[The syndrome of external ligament sprain in the horse]


Published online: Jun 27 2000

X R Collard, E M Danse, and J J Rombouts.

Service de Chirurgie Orthopédique et de Traumatologie, Université Catholique de Louvain, Cliniques Universitaires Saint-Luc, Bruxelles, Belgique.

Abstract

The treatment of acute complete (grade III) tears of the lateral ligaments of the ankle has generated much controversy in the medical literature.
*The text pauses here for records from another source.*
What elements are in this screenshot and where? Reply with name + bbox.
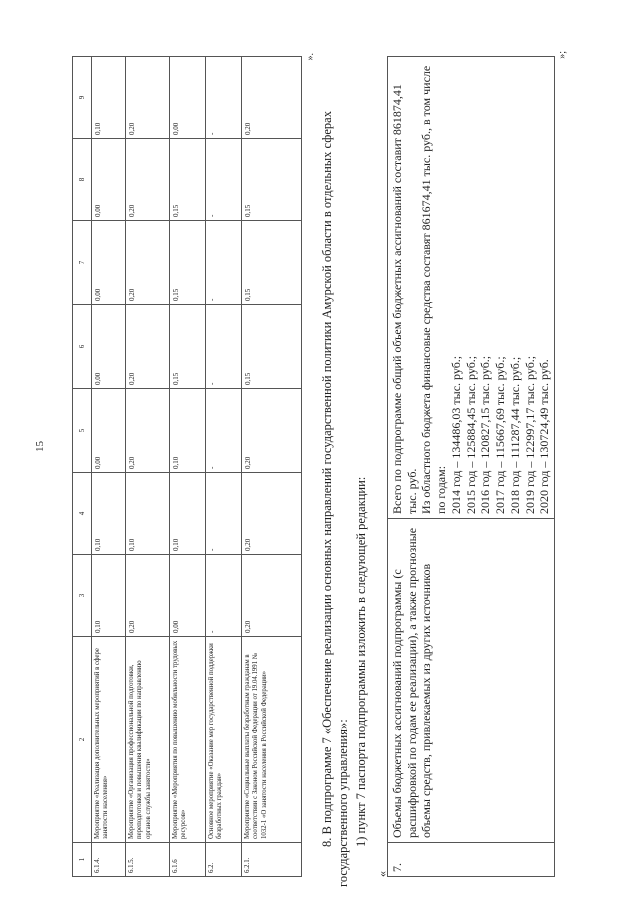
table-row: [92, 57, 126, 877]
table-row: [242, 57, 302, 877]
content-line: 2018 год – 111287,44 тыс. руб.;: [507, 356, 522, 514]
value-cell: 0,10: [92, 555, 126, 637]
rotated-page-content: [72, 47, 637, 887]
activity-name: Мероприятие «Социальные выплаты безработным гражданам в соответствии с Законом Российской Федерации от 19.04.1991 № 1032-1 «О занятости населения в Российской Федерации»: [242, 637, 302, 843]
column-header: 7: [73, 221, 92, 305]
row-id: 6.2.: [206, 843, 242, 877]
value-cell: 0,20: [126, 555, 170, 637]
column-header: 2: [73, 637, 92, 843]
column-header: 8: [73, 139, 92, 221]
value-cell: -: [206, 305, 242, 389]
value-cell: 0,10: [92, 473, 126, 555]
table-row: [206, 57, 242, 877]
row-id: 6.1.5.: [126, 843, 170, 877]
value-cell: 0,15: [170, 305, 206, 389]
value-cell: 0,15: [242, 305, 302, 389]
column-header: 9: [73, 57, 92, 139]
activity-name: Мероприятие «Организация профессиональной подготовки, переподготовки и повышения квалификации по направлению органов службы занятости»: [126, 637, 170, 843]
paragraph-8-item-1: 1) пункт 7 паспорта подпрограммы изложить в следующей редакции:: [353, 476, 368, 847]
value-cell: 0,15: [242, 221, 302, 305]
activity-name: Основное мероприятие «Оказание мер государственной поддержки безработных граждан»: [206, 637, 242, 843]
row-id: 6.1.6: [170, 843, 206, 877]
value-cell: 0,15: [170, 139, 206, 221]
content-line: 2017 год – 115667,69 тыс. руб.;: [493, 356, 507, 514]
column-header: 6: [73, 305, 92, 389]
page-number: 15: [34, 441, 46, 452]
value-cell: -: [206, 555, 242, 637]
column-header: 5: [73, 389, 92, 473]
value-cell: 0,15: [242, 139, 302, 221]
value-cell: 0,15: [170, 221, 206, 305]
passport-closing-quote: »;: [557, 51, 568, 59]
value-cell: 0,00: [92, 389, 126, 473]
value-cell: 0,00: [170, 555, 206, 637]
content-line: 2015 год – 125884,45 тыс. руб.;: [463, 355, 478, 514]
value-cell: 0,00: [92, 139, 126, 221]
table-header-row: [73, 57, 92, 877]
content-line: Из областного бюджета финансовые средства составят 861674,41 тыс. руб., в том числе по годам:: [419, 65, 448, 514]
value-cell: 0,20: [242, 57, 302, 139]
content-line: 2014 год – 134486,03 тыс. руб.;: [448, 355, 463, 514]
value-cell: 0,20: [126, 389, 170, 473]
value-cell: -: [206, 389, 242, 473]
value-cell: 0,20: [242, 389, 302, 473]
value-cell: 0,20: [126, 139, 170, 221]
table-row: [126, 57, 170, 877]
table-closing-quote: ».: [305, 53, 316, 61]
activities-table: [72, 56, 302, 877]
value-cell: -: [206, 221, 242, 305]
row-content: [387, 57, 554, 519]
value-cell: 0,20: [126, 221, 170, 305]
row-id: 6.2.1.: [242, 843, 302, 877]
activity-name: Мероприятие «Мероприятия по повышению мобильности трудовых ресурсов»: [170, 637, 206, 843]
paragraph-8: 8. В подпрограмме 7 «Обеспечение реализации основных направлений государственной политики Амурской области в отдельных сферах государственного управления»:: [320, 111, 351, 887]
content-line: 2019 год – 122997,17 тыс. руб.;: [522, 355, 537, 514]
row-label: Объемы бюджетных ассигнований подпрограммы (с расшифровкой по годам ее реализации), а также прогнозные объемы средств, привлекаемых из других источников: [387, 519, 554, 843]
row-number: 7.: [387, 843, 554, 877]
value-cell: 0,20: [242, 473, 302, 555]
value-cell: 0,20: [126, 305, 170, 389]
value-cell: 0,20: [126, 57, 170, 139]
column-header: 4: [73, 473, 92, 555]
value-cell: 0,00: [92, 221, 126, 305]
table-row: [387, 57, 554, 877]
content-line: 2016 год – 120827,15 тыс. руб.;: [478, 355, 493, 514]
value-cell: 0,00: [170, 57, 206, 139]
row-id: 6.1.4.: [92, 843, 126, 877]
value-cell: 0,20: [242, 555, 302, 637]
column-header: 1: [73, 843, 92, 877]
passport-table: [387, 56, 555, 877]
content-line: Всего по подпрограмме общий объем бюджетных ассигнований составит 861874,41 тыс. руб.: [389, 84, 419, 514]
value-cell: -: [206, 473, 242, 555]
value-cell: 0,10: [92, 57, 126, 139]
value-cell: -: [206, 57, 242, 139]
value-cell: 0,10: [170, 389, 206, 473]
column-header: 3: [73, 555, 92, 637]
value-cell: -: [206, 139, 242, 221]
activity-name: Мероприятие «Реализация дополнительных мероприятий в сфере занятости населения»: [92, 637, 126, 843]
opening-quote: «: [374, 871, 389, 877]
content-line: 2020 год – 130724,49 тыс. руб.: [537, 359, 552, 514]
value-cell: 0,00: [92, 305, 126, 389]
value-cell: 0,10: [126, 473, 170, 555]
value-cell: 0,10: [170, 473, 206, 555]
table-row: [170, 57, 206, 877]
Functional treatment has become the standard treatment as it has been shown that there is no significant difference in long term results whatever the treatment (operative repair and cast, cast alone, or early controlled mobilization). Functional treatment includes only a short period of protection by tape bandage or brace and allows early weight-bearing. Major trauma with avulsion of bone and severe ligamentous damage on both medial and lateral sides of the ankle is however an indication for surgical treatment in the acute phase. Secondary operative reconstruction can be performed in case of persistent instability and laxity of the ankle. Secondary anatomic repair as proposed by Brodström, Duquennoy et al. and Karlsson et al. has a high rate of success and avoids the potential morbidity of harvesting partially or totally the peroneus brevis or other tendon grafts. Evaluation of the injured ankle has improved and in selected patients ultrasonography, arthrography, magnetic resonance imaging or bone scintigraphy may be useful for further evaluation of the injury. The frequency of associated injuries has probably been underestimated. Although ankle sprain is often thought of as an injury involving only the lateral ankle ligaments, there are varied and multiple components to the common sprained ankle. This condition would perhaps more appropriately be designated as the sprained ankle syndrome.